Why not pay them via direct debit? Much easier and cheaper!


----------



## Alcalaina (Aug 6, 2010)

snikpoh said:


> Why not pay them via direct debit? Much easier and cheaper!


Oh yes, I know ... But not much help if you don't even realise your bills aren't being paid!


----------



## Gazeebo (Jan 23, 2015)

I'm all for drones if nothing else succeeds, having rented a dangerous villa from a British lady who owns two properties in Pinosol, Javea, and has driven a British registered car and van plated vehicles for several years in Javea, probably never declared any tax for either properties she owns and rents out in Spain, but is still seen as living in the UK, following enquiries of the Inland Revenue that lists directors. Mind you, more fool the Spanish authorities in Javea! Obviously even the Guarda are not bothered or are blind. Even the locals have been seeing these people driving about in their illegal vehicles for years. It makes a fool of the Spanish authorities and makes me ashamed to say I am British.


----------



## extranjero (Nov 16, 2012)

Gazeebo said:


> I'm all for drones if nothing else succeeds, having rented a dangerous villa from a British lady who owns two properties in Pinosol, Javea, and has driven a British registered car and van plated vehicles for several years in Javea, probably never declared any tax for either properties she owns and rents out in Spain, but is still seen as living in the UK, following enquiries of the Inland Revenue that lists directors. Mind you, more fool the Spanish authorities in Javea! Obviously even the Guarda are not bothered or are blind. Even the locals have been seeing these people driving about in their illegal vehicles for years. It makes a fool of the Spanish authorities and makes me ashamed to say I am British.
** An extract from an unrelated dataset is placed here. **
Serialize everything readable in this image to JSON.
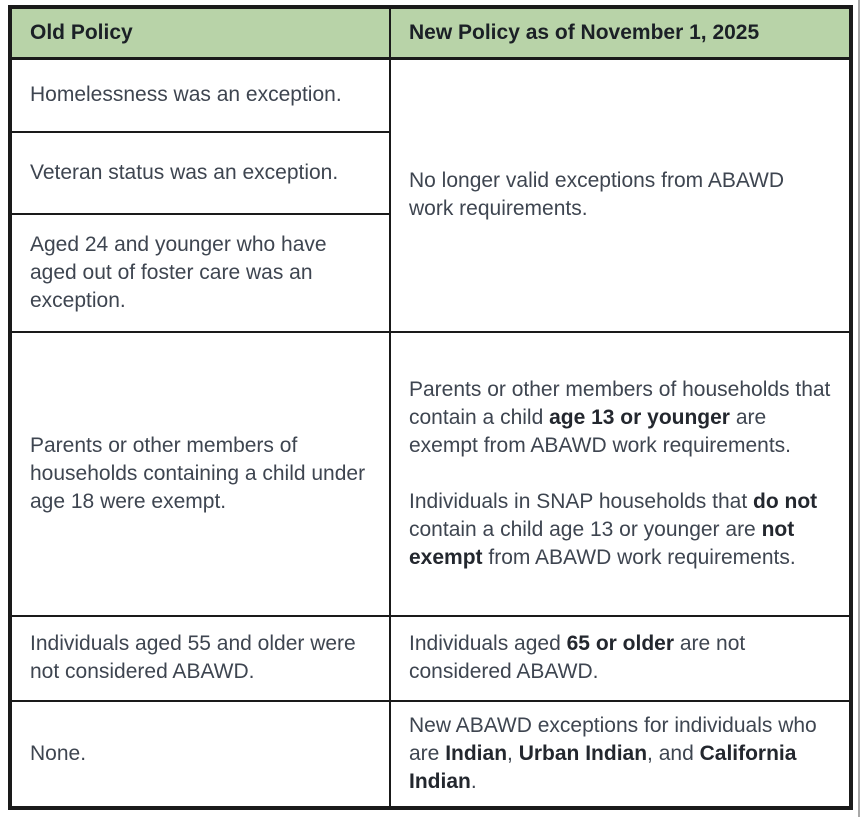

Hope you have let the Hacienda know!
Unless there is a denuncia to Trafico, she will keep driving around in her illegal cars


----------



## Gazeebo (Jan 23, 2015)

extranjero said:


> Hope you have let the Hacienda know!
> Unless there is a denuncia to Trafico, she will keep driving around in her illegal cars


No I haven't, as she has my home address!


----------



## Alcalaina (Aug 6, 2010)

Gazeebo said:


> No I haven't, as she has my home address!


She need never know it was you. The police won't tell her the source of the denuncia.


----------